History and Symptoms
Patients with asplenia may have a positive history of Trauma, Surgery, sickle cell disease, chronic liver disease, human immunodeficiency syndrome (HIV), malignancies, thalassemia, celiac disease, ulcerative colitis, sarcoidosis, amyloidosis, lupus, rheumatoid arthritis, mutations in RPSA, connexin 43 and ZIC3. Common Symptoms include: *Chills, Sore throat, Diarrhoea, muscle aches, [[Abdominal pain], Nausea and vomiting, Neck stiffness, Altered mental status. Less Common Symptoms include Cyanosis, Respiratory distress.
Physical Examination
physical findings depend on the associated anomalies. Patients with sickle cell disease, especially children may have enlarged spleen.
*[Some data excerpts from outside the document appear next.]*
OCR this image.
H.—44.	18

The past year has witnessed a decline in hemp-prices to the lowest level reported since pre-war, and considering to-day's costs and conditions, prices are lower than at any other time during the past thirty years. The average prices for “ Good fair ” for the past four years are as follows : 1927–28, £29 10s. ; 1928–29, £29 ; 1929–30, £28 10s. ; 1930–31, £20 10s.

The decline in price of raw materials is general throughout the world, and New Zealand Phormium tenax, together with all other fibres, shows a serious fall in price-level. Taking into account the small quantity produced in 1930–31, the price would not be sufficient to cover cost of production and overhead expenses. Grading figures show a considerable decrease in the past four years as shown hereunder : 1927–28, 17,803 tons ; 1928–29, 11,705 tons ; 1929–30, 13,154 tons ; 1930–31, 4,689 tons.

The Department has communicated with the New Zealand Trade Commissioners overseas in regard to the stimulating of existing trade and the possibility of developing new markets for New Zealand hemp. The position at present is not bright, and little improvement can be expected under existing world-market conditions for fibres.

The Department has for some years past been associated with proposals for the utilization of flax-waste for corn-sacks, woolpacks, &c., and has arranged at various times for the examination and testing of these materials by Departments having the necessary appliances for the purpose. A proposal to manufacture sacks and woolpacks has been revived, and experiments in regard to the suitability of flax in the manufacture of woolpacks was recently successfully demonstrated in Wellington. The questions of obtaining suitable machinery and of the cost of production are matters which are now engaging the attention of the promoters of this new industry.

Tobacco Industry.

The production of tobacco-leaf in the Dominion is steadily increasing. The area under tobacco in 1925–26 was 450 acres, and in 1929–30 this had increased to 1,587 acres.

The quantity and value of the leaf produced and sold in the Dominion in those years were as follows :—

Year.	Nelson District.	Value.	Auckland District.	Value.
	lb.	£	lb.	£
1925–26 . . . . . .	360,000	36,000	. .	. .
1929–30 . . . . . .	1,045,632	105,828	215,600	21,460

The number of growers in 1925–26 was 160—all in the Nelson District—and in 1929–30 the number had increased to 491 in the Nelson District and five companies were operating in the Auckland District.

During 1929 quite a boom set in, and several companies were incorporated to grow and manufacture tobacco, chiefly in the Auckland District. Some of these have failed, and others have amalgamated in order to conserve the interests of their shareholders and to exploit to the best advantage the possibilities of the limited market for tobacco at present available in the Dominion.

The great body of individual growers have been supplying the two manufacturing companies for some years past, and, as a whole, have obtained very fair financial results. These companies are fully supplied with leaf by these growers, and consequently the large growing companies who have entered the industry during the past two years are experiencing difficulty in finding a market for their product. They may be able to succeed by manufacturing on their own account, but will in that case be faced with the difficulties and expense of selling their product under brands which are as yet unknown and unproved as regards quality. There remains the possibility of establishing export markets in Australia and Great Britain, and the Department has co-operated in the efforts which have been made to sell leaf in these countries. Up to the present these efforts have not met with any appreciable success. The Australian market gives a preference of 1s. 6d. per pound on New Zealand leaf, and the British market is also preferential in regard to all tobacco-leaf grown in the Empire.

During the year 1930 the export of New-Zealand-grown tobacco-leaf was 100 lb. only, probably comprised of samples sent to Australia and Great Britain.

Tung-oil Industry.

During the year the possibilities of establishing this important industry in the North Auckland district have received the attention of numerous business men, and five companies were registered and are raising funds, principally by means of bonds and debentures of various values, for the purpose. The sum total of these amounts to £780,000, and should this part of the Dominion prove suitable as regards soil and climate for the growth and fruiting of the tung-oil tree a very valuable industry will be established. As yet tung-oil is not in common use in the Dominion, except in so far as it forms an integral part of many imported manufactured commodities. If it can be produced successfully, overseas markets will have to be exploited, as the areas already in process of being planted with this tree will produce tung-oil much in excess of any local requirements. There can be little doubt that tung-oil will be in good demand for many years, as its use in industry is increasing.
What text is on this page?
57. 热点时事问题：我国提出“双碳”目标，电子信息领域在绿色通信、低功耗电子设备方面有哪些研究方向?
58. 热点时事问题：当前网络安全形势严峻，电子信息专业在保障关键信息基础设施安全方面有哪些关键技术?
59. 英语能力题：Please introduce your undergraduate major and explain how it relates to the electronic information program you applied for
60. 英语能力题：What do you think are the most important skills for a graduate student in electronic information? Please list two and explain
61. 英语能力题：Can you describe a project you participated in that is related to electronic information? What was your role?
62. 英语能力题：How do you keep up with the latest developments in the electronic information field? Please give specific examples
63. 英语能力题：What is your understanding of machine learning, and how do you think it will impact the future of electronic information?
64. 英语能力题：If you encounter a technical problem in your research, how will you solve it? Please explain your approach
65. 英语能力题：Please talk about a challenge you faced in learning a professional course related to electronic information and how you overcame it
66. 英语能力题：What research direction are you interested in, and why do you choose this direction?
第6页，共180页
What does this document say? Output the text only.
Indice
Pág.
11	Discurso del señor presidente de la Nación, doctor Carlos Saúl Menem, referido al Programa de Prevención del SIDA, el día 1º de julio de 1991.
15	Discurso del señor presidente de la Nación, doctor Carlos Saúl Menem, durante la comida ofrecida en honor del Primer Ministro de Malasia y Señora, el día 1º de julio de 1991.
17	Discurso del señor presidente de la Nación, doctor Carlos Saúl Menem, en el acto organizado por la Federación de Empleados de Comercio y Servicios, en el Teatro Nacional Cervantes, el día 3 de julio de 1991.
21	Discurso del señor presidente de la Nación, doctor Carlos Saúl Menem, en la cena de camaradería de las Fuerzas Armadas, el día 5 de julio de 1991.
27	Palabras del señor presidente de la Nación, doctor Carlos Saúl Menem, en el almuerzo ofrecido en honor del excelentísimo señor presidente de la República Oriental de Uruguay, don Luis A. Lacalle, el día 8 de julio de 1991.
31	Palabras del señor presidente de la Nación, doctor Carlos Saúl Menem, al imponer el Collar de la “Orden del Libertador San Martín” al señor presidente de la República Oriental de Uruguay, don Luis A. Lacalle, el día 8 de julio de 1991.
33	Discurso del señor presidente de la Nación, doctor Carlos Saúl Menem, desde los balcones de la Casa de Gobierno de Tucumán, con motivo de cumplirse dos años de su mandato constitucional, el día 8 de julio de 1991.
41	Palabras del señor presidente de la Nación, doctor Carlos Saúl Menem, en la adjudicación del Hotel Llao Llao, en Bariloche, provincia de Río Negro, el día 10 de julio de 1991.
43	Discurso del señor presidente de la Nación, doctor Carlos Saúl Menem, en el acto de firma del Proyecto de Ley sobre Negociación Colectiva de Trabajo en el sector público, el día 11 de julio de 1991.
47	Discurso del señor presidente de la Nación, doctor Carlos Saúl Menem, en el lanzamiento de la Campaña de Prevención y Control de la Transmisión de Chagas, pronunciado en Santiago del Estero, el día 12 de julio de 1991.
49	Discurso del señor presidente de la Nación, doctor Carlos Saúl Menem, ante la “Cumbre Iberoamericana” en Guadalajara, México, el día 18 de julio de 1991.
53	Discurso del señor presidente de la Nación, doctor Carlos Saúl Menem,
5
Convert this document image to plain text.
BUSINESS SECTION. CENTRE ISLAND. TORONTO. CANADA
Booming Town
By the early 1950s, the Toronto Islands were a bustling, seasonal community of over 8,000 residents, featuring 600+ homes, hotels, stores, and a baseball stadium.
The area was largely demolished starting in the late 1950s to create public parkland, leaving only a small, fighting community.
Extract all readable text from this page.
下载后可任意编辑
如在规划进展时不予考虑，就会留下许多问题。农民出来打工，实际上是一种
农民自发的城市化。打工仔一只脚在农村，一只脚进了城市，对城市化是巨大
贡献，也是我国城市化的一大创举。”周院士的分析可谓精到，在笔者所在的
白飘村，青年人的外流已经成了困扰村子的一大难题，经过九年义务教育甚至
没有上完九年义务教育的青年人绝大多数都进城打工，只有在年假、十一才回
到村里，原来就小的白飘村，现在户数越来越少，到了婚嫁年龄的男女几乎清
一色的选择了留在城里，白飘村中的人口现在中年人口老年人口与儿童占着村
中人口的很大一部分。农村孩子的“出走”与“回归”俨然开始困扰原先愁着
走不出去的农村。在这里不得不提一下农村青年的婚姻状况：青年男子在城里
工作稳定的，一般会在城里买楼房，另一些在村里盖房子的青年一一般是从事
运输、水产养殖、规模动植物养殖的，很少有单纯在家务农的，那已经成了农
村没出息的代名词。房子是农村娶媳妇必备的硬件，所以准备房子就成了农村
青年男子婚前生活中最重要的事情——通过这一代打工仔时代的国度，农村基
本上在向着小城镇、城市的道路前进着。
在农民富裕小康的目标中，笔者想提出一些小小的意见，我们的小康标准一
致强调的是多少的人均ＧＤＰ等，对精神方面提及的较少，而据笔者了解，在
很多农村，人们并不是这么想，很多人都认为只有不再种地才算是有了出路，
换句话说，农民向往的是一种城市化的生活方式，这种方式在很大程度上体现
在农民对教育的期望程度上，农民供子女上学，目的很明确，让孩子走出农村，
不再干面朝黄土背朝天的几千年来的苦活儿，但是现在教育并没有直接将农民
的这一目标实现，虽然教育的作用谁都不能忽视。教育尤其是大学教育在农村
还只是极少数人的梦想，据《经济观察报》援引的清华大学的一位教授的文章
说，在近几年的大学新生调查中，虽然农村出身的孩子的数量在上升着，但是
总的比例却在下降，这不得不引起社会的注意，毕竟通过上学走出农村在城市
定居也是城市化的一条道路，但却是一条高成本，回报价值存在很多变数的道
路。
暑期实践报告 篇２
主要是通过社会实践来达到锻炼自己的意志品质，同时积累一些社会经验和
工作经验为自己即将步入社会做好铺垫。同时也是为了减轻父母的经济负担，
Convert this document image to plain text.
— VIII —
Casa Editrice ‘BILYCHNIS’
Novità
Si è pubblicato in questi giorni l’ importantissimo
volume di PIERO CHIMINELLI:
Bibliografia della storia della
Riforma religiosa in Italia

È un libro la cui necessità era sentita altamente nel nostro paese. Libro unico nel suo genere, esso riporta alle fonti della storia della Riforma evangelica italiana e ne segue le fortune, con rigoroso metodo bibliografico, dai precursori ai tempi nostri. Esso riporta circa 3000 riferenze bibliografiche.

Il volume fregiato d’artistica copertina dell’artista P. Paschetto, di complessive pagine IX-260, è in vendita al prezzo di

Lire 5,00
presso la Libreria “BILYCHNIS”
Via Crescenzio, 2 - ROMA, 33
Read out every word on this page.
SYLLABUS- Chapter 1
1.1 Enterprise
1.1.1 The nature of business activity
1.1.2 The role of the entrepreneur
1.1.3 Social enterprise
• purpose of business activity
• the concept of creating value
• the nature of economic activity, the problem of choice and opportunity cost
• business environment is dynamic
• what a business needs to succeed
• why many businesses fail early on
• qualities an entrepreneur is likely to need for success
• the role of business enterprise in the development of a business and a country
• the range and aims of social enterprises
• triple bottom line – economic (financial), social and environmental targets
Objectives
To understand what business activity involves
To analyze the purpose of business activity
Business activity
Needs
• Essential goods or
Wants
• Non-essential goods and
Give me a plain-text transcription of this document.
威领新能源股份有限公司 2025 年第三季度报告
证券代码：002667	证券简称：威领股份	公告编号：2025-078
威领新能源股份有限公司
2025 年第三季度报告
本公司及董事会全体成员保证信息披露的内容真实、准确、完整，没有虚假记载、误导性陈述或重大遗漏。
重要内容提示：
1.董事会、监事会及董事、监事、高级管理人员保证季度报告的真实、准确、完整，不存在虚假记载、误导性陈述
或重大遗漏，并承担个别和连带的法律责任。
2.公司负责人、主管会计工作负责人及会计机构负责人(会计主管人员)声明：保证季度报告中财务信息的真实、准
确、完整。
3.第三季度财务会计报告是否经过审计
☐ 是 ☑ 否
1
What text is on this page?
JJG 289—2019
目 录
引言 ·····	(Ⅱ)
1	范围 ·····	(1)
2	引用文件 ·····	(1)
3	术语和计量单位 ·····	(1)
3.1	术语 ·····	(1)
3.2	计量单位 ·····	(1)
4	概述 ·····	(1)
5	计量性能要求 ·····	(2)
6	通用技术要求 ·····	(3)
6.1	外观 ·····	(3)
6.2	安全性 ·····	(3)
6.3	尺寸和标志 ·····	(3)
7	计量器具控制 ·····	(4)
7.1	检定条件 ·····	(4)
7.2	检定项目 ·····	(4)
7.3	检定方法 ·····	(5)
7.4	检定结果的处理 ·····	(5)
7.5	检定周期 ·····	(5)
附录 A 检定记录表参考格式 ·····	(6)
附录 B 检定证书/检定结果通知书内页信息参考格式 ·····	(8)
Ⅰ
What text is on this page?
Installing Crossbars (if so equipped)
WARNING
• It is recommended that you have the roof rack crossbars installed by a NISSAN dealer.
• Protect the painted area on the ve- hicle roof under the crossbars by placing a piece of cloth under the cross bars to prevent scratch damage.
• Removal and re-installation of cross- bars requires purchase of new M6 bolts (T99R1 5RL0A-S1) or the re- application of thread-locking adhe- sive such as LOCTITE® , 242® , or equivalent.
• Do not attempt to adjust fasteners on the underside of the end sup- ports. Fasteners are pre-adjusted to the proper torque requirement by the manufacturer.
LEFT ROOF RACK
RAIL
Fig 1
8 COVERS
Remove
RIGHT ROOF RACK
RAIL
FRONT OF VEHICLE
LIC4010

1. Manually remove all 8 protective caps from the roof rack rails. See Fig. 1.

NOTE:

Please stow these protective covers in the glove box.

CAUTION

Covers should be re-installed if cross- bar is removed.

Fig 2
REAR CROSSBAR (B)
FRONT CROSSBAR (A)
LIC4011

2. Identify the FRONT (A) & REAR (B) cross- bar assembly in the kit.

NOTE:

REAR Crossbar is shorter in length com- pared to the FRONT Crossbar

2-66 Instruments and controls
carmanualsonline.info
Physical exam features typically include Cyanosis, Cold extremities, Stiff neck, Breathlessness, Pan-systolic murmur, Pre-cordial bulge, Ejection systolic murmur, Right sided apex beat, Abdominal tenderness.
Laboratory Findings
Detection of Howell-Jolly bodies in peripheral blood smear, is diagnostic of asplenia, Pitted erythrocytes in blood smear increases, Presence of target cells in the peripheral blood smear, Thrombocytosis.
Electrocardiogram
An Electrocardiogram may be helpful in the diagnosis of asplenia with complex cardiac anomalies.
X-ray
An X-ray of the chest can be done to assess Cardiomegaly, Pulmonary oligemia, Dextrocardia.
Echocardiography and Ultrasound
An Echo may be helpful in the diagnosis of asplenia with complex cardiac anomalies and an ultrasound may be helpful in the diagnosis of asplenia.
CT scan
CT scan may be helpful to define these structures in large patients or if overlying gas-filled bowel obscures the upper abdominal anatomy.
MRI
MR imaging may be helpful to define these structures in large patients or if overlying gas-filled bowel obscures the upper abdominal anatomy.
Other Imaging Findings
There are no other imaging findings associated with asplenia.
Other Diagnostic Studies
Blood and CSF cultures may be helpful in the diagnosis of asplenia.
Treatment
Medical Therapy
Emergency Medical Management of suspected sepsis in Asplenic patient with antibiotics and immunization.
Surgery
The mainstay of treatment for asplenia is medical therapy and prevention.
Primary Prevention
Effective measures for the primary prevention of infection in asplenic patients include immunizations against Streptococcus pneumoniae, Haemophilus influenzae type b (Hib), and Neisseria meningitidis, antibiotic prophylaxis, and malaria prophylaxis.
Secondary Prevention
Effective measures for the secondary prevention of asplenia include: Patient should carry an alert card or bracelet and an up-to-date vaccination record. The risk of infection can be significantly reduced by using systematic, long-term approaches. Patient and family education program that addresses the risk of infection in these at-risk patients.